The RBF reported that in July alone, Fiji welcomed 98,332 visitors, the highest number ever recorded for that month. The overall figures underscore strong consumption, fueled by robust tourism activity, rising income levels, and incoming remittances. Additionally, recent indicators suggest a gradual increase in investment activities.

The financial landscape remains favorable for growth, supported by a high banking system liquidity of $2.2 billion as of August 28, along with lending rates that are near historical lows. Private sector credit has expanded by 11.6 percent in July, driven by accelerating commercial bank lending.

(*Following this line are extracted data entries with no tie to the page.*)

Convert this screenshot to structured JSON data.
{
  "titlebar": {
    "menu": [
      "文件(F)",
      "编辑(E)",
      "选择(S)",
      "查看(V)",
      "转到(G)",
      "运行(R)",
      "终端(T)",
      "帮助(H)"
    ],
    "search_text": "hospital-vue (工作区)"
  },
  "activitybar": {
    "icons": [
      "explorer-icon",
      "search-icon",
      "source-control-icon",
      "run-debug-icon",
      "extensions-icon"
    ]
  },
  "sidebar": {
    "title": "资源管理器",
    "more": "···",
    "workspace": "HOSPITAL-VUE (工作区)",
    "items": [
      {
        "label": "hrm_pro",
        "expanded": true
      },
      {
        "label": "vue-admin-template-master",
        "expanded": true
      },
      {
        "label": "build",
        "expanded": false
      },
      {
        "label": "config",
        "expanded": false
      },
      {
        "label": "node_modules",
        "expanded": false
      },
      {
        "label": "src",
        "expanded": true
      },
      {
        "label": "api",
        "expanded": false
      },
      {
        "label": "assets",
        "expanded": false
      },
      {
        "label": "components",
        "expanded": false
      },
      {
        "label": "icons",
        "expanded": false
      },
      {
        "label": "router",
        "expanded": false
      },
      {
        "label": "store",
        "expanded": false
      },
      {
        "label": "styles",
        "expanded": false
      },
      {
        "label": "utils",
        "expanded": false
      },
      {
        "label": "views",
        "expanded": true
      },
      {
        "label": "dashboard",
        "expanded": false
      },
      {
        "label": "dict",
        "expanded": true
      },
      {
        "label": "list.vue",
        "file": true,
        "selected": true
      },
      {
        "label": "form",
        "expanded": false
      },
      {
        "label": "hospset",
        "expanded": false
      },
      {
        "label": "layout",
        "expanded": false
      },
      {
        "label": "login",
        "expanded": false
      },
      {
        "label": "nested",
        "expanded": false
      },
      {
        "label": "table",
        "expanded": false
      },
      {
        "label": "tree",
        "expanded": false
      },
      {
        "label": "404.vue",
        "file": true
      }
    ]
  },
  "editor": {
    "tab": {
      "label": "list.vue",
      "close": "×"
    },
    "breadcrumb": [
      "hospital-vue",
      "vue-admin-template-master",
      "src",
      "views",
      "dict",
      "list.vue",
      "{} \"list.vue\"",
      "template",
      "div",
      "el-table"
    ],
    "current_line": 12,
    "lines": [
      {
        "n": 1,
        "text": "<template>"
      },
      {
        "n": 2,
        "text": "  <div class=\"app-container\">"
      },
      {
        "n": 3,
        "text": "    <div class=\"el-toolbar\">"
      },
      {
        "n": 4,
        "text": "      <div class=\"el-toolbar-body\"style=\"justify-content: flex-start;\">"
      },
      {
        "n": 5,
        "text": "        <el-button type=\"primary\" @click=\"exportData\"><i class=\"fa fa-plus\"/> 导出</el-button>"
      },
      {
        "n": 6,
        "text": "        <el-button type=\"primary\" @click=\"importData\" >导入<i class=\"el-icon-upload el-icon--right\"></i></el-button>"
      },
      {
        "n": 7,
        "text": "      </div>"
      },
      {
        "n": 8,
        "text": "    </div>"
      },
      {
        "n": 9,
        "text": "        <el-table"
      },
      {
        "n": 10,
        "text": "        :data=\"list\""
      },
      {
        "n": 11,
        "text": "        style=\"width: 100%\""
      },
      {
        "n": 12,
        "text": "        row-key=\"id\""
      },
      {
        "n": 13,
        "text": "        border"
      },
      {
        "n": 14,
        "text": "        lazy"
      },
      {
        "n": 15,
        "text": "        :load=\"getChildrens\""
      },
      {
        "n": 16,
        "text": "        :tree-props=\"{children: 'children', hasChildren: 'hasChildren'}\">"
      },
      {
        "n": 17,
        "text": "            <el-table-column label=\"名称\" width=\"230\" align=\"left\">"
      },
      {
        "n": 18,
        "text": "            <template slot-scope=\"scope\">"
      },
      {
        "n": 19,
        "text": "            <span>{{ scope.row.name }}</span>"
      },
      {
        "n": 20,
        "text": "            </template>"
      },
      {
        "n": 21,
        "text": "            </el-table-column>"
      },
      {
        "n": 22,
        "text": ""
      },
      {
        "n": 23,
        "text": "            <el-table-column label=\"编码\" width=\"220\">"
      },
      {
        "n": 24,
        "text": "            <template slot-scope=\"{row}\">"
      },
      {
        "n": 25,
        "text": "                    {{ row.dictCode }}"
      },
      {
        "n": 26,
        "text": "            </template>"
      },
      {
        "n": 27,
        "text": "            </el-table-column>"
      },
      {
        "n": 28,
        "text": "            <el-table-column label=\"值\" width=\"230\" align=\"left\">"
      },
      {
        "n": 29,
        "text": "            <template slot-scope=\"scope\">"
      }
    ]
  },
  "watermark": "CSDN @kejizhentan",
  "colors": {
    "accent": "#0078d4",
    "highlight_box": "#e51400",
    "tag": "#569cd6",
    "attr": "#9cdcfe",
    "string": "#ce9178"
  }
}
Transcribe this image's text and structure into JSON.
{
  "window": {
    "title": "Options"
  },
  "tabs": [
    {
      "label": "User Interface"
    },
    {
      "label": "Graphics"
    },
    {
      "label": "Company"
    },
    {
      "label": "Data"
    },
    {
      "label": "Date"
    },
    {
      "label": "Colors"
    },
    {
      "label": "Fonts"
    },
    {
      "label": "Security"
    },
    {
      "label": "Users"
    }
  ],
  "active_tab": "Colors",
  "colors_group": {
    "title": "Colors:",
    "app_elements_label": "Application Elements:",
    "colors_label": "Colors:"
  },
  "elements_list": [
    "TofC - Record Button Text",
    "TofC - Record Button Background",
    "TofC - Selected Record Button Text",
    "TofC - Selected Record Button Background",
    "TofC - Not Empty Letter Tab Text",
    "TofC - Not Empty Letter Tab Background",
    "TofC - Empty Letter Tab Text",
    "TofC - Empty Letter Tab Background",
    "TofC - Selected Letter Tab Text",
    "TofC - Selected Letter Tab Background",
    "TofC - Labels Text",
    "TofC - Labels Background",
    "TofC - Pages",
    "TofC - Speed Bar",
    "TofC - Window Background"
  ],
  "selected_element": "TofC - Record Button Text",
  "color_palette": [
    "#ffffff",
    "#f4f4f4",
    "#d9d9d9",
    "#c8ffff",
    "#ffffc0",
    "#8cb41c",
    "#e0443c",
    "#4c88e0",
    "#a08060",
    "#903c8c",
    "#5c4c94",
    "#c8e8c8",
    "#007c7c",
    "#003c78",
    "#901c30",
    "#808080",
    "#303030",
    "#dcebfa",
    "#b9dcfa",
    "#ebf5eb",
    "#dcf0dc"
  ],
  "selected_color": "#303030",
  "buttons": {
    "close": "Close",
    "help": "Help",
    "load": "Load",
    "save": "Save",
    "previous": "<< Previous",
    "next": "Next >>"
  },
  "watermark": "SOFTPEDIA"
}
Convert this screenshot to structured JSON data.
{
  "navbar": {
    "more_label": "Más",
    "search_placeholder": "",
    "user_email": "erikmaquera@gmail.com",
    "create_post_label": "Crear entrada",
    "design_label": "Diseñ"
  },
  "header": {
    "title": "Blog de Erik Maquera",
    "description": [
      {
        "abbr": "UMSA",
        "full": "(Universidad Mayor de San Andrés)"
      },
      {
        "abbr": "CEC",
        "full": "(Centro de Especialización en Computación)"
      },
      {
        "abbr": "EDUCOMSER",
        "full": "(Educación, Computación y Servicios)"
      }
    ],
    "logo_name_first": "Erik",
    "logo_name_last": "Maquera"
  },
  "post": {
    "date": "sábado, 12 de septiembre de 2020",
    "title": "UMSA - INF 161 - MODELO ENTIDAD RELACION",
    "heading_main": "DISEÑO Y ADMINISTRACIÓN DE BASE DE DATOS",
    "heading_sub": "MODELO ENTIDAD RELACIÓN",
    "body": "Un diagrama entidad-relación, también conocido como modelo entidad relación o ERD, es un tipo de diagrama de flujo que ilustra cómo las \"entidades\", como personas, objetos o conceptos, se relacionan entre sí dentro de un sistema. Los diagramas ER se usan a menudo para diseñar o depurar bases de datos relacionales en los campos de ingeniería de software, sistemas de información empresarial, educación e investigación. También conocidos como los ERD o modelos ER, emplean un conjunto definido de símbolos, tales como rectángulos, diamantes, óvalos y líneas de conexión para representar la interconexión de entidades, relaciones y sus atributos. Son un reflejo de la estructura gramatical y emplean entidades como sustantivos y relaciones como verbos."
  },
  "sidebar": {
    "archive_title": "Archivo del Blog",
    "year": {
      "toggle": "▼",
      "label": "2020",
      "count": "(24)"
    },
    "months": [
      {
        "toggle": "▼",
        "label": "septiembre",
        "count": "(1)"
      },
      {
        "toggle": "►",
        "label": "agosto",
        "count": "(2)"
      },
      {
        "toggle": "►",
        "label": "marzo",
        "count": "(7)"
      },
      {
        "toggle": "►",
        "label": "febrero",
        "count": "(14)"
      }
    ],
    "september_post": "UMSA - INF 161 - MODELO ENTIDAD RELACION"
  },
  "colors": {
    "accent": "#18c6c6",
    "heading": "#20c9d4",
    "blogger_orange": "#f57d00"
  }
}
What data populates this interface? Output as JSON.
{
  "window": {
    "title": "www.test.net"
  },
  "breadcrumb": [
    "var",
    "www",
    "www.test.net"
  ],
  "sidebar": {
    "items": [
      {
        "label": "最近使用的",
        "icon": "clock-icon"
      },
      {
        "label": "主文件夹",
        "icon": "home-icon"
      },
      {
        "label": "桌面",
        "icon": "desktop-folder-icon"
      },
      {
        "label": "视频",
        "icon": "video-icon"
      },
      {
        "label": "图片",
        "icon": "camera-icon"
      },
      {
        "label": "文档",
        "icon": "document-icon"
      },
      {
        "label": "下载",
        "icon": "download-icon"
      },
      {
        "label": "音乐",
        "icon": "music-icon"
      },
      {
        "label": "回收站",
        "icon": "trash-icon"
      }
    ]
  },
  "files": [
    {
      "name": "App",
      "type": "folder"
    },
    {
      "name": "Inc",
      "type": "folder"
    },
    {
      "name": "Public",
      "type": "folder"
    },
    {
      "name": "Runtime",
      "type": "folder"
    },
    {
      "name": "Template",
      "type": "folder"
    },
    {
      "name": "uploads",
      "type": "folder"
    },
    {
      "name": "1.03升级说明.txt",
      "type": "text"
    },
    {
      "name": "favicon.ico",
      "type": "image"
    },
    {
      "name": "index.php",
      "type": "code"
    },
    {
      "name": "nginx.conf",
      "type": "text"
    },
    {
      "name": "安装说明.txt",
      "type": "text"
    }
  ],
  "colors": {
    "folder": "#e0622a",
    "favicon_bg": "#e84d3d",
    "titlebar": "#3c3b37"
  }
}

In July, the annual headline inflation reached its second peak of 2024 at 6.8 percent, largely influenced by rising costs in food and non-alcoholic beverages, alcoholic beverages, tobacco and narcotics, transport, and housing utilities. However, with the impact of the VAT rate increase from 2023 diminishing, inflation is projected to moderate to between 4.0 percent and 5.0 percent by the end of the year.

The RBF reported that foreign reserves were approximately $3.7 billion as of August 29, which is enough to cover six months’ worth of retained imports for goods and services. These reserves are expected to remain sufficient in the medium term. The RBF will continue to assess incoming data and its impact on the prevailing economic outlook, adjusting monetary policy as necessary.